Com o alegado fim de conferir maior eficiência à Administração Pública a partir da alteração do regime constitucional dos servidores públicos, o governo apresentou a alardeada reforma administrativa.

Conforme a preocupação de muitas categorias, o temor de ver a concretização do rompimento com a estabilidade se confirmou — apenas os cargos típicos de Estado terão essa garantia, sendo assim considerados os que desempenham atividades exclusivas do poder público, sem correspondência na iniciativa privada, deixando de fora a grande maioria dos agentes estatutários.

A compreensão da estabilidade como um instrumento de proteção a políticas de Estado, no entanto, é muito simples quando se observa o período ditatorial que antecedeu a Carta Constitucional em vigor. Ficou ainda mais claro que para uma atuação eficaz seria preciso afastar toda e qualquer interferência pessoal do servidor, livrando-o de caprichos e vontades particulares para, finalmente, poder agir em nome e interesse do bem coletivo.

Inclusive, já em 1998, a intangibilidade da demissão do funcionário público, postura excessivamente protecionista adotada pela Constituição Federal desde sua promulgação, deu lugar a um regime em que determinadas circunstâncias, a serem regulamentadas em lei específica, poderiam levar à perda do cargo. 

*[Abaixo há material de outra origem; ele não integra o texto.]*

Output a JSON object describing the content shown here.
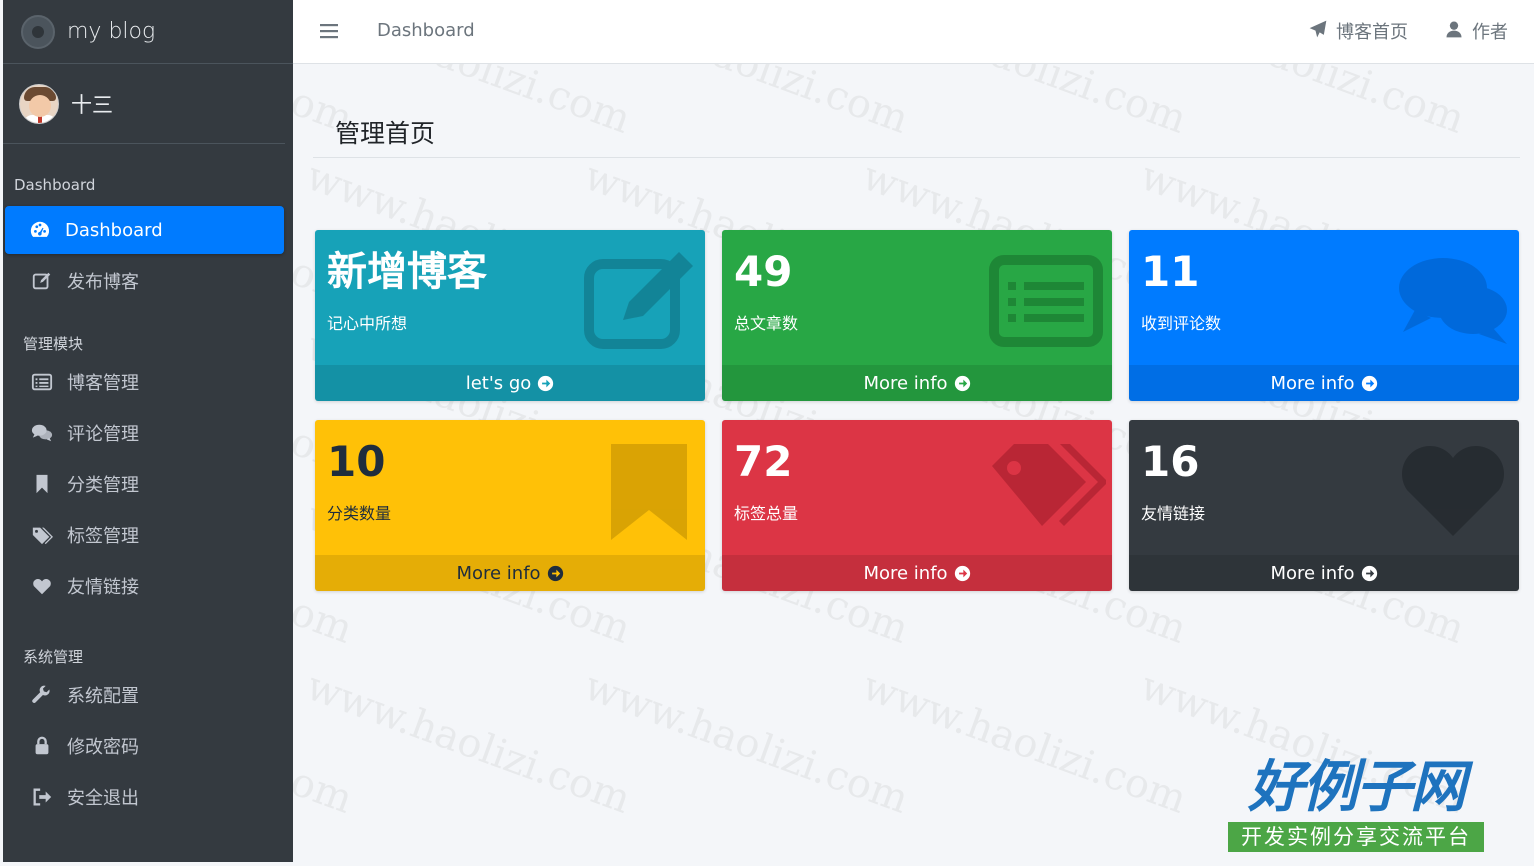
{
  "brand": {
    "name": "my blog"
  },
  "user": {
    "name": "十三"
  },
  "sidebar": {
    "header_dashboard": "Dashboard",
    "dashboard": "Dashboard",
    "publish": "发布博客",
    "header_manage": "管理模块",
    "blog_manage": "博客管理",
    "comment_manage": "评论管理",
    "category_manage": "分类管理",
    "tag_manage": "标签管理",
    "links": "友情链接",
    "header_system": "系统管理",
    "system_config": "系统配置",
    "change_password": "修改密码",
    "logout": "安全退出"
  },
  "topbar": {
    "breadcrumb": "Dashboard",
    "blog_home": "博客首页",
    "author": "作者"
  },
  "page": {
    "title": "管理首页"
  },
  "boxes": [
    {
      "number": "新增博客",
      "label": "记心中所想",
      "footer": "let's go",
      "color": "#17a2b8",
      "icon": "edit-icon"
    },
    {
      "number": "49",
      "label": "总文章数",
      "footer": "More info",
      "color": "#28a745",
      "icon": "list-icon"
    },
    {
      "number": "11",
      "label": "收到评论数",
      "footer": "More info",
      "color": "#007bff",
      "icon": "comments-icon"
    },
    {
      "number": "10",
      "label": "分类数量",
      "footer": "More info",
      "color": "#ffc107",
      "icon": "bookmark-icon"
    },
    {
      "number": "72",
      "label": "标签总量",
      "footer": "More info",
      "color": "#dc3545",
      "icon": "tags-icon"
    },
    {
      "number": "16",
      "label": "友情链接",
      "footer": "More info",
      "color": "#343a40",
      "icon": "heart-icon"
    }
  ],
  "watermark": {
    "text": "www.haolizi.com"
  },
  "site_logo": {
    "title": "好例子网",
    "subtitle": "开发实例分享交流平台"
  }
}
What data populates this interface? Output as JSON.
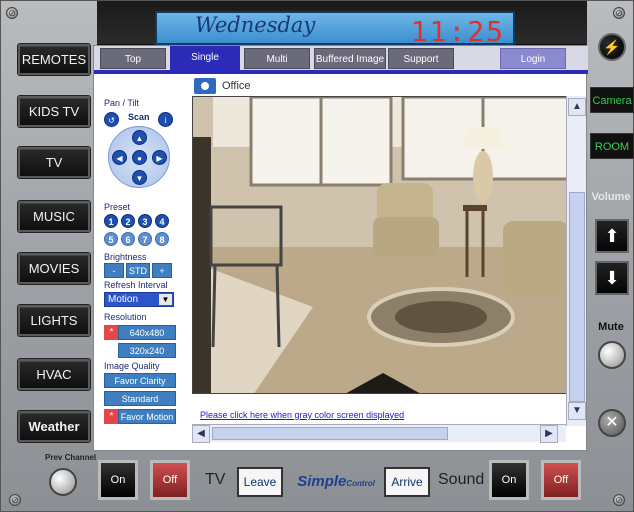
{
  "left_menu": [
    "REMOTES",
    "KIDS TV",
    "TV",
    "MUSIC",
    "MOVIES",
    "LIGHTS",
    "HVAC",
    "Weather"
  ],
  "display": {
    "day": "Wednesday",
    "time": "11:25"
  },
  "tabs": [
    {
      "label": "Top"
    },
    {
      "label": "Single"
    },
    {
      "label": "Multi"
    },
    {
      "label": "Buffered Image"
    },
    {
      "label": "Support"
    },
    {
      "label": "Login"
    }
  ],
  "camera": {
    "location": "Office"
  },
  "controls": {
    "pan_tilt": "Pan / Tilt",
    "scan": "Scan",
    "preset_label": "Preset",
    "presets": [
      "1",
      "2",
      "3",
      "4",
      "5",
      "6",
      "7",
      "8"
    ],
    "brightness_label": "Brightness",
    "brightness_minus": "-",
    "brightness_std": "STD",
    "brightness_plus": "+",
    "refresh_label": "Refresh Interval",
    "refresh_value": "Motion",
    "resolution_label": "Resolution",
    "res_high": "640x480",
    "res_low": "320x240",
    "quality_label": "Image Quality",
    "quality_clarity": "Favor Clarity",
    "quality_standard": "Standard",
    "quality_motion": "Favor Motion"
  },
  "gray_link": "Please click here when gray color screen displayed",
  "right_panel": {
    "camera": "Camera",
    "room": "ROOM",
    "volume": "Volume",
    "mute": "Mute"
  },
  "bottom": {
    "prev_channel": "Prev Channel",
    "tv_on": "On",
    "tv_off": "Off",
    "tv_label": "TV",
    "leave": "Leave",
    "logo": "Simple",
    "logo_suffix": "Control",
    "arrive": "Arrive",
    "sound_label": "Sound",
    "sound_on": "On",
    "sound_off": "Off"
  }
}
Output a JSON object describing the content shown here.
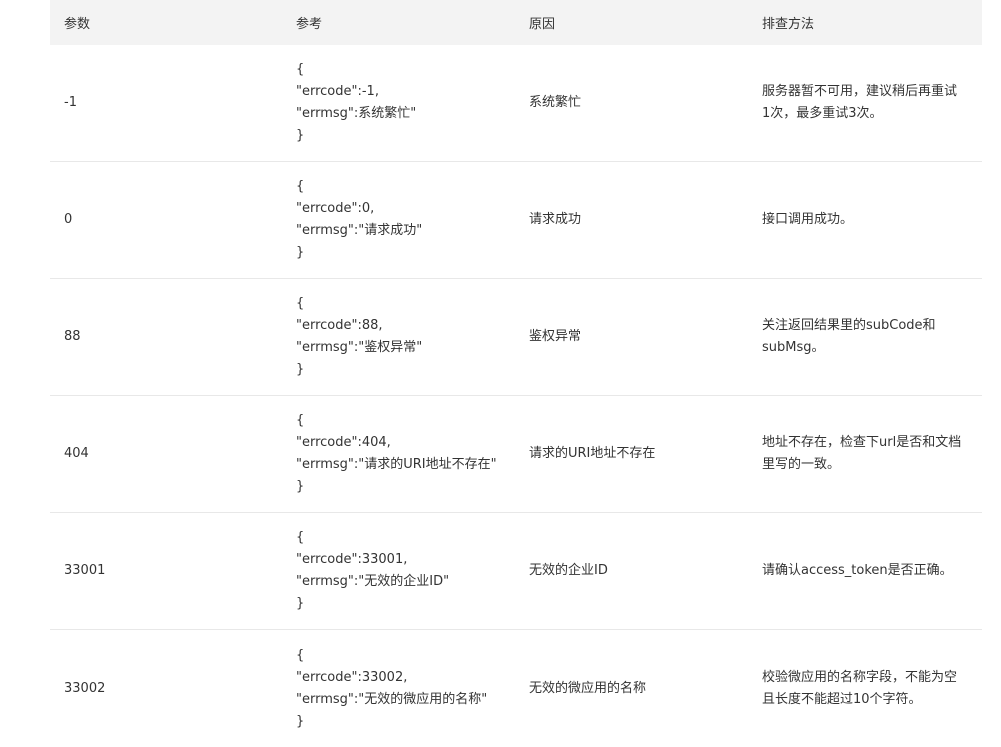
{
  "headers": [
    "参数",
    "参考",
    "原因",
    "排查方法"
  ],
  "rows": [
    {
      "param": "-1",
      "ref": [
        "{",
        "\"errcode\":-1,",
        "\"errmsg\":系统繁忙\"",
        "}"
      ],
      "reason": "系统繁忙",
      "fix": "服务器暂不可用，建议稍后再重试1次，最多重试3次。"
    },
    {
      "param": "0",
      "ref": [
        "{",
        "\"errcode\":0,",
        "\"errmsg\":\"请求成功\"",
        "}"
      ],
      "reason": "请求成功",
      "fix": "接口调用成功。"
    },
    {
      "param": "88",
      "ref": [
        "{",
        "\"errcode\":88,",
        "\"errmsg\":\"鉴权异常\"",
        "}"
      ],
      "reason": "鉴权异常",
      "fix": "关注返回结果里的subCode和subMsg。"
    },
    {
      "param": "404",
      "ref": [
        "{",
        "\"errcode\":404,",
        "\"errmsg\":\"请求的URI地址不存在\"",
        "}"
      ],
      "reason": "请求的URI地址不存在",
      "fix": "地址不存在，检查下url是否和文档里写的一致。"
    },
    {
      "param": "33001",
      "ref": [
        "{",
        "\"errcode\":33001,",
        "\"errmsg\":\"无效的企业ID\"",
        "}"
      ],
      "reason": "无效的企业ID",
      "fix": "请确认access_token是否正确。"
    },
    {
      "param": "33002",
      "ref": [
        "{",
        "\"errcode\":33002,",
        "\"errmsg\":\"无效的微应用的名称\"",
        "}"
      ],
      "reason": "无效的微应用的名称",
      "fix": "校验微应用的名称字段，不能为空且长度不能超过10个字符。"
    }
  ]
}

É aí onde se demonstra que há um falso paradoxo na insistente contraposição entre estabilidade e eficiência. Desde 1998 não houve nenhum interesse em pôr em prática o modelo que passou a ser previsto na Constituição e que até hoje está vigente. Não há demissão não porque a estabilidade protege aqueles que não cumprem satisfatoriamente suas funções, mas porque não há lei que trate sobre o que vem a ser má performance funcional, muito menos que regulamente procedimento de avaliação periódica de desempenho — requisitos mínimos para atuação do Estado democrático de Direito.

Ao invés de buscar a qualificação e instituição de programas de incentivos, a valorização e o estímulo à progressão de carreira a fim de impulsionar o aprimoramento das atividades desenvolvidas, pretende-se, de plano, alterar regras de segurança jurídica que não possuem qualquer garantia de assegurar maior produtividade.

Pensar em modelo gerencial de Estado, desburocratizando a Administração Pública e melhorando a qualidade dos serviços prestados, é, necessariamente, zelar pela valorização, capacitação e investimento no servidor público. Qualquer reforma que vise à suposta contenção de gastos com ameaça de demissão estará fadada ao insucesso, sendo, na verdade, uma medida transvestida de tornar o Estado como um reflexo pessoal daqueles que o gerem. É evidente, portanto, que romper com a estabilidade não é a melhor alternativa à eficiência do serviço público.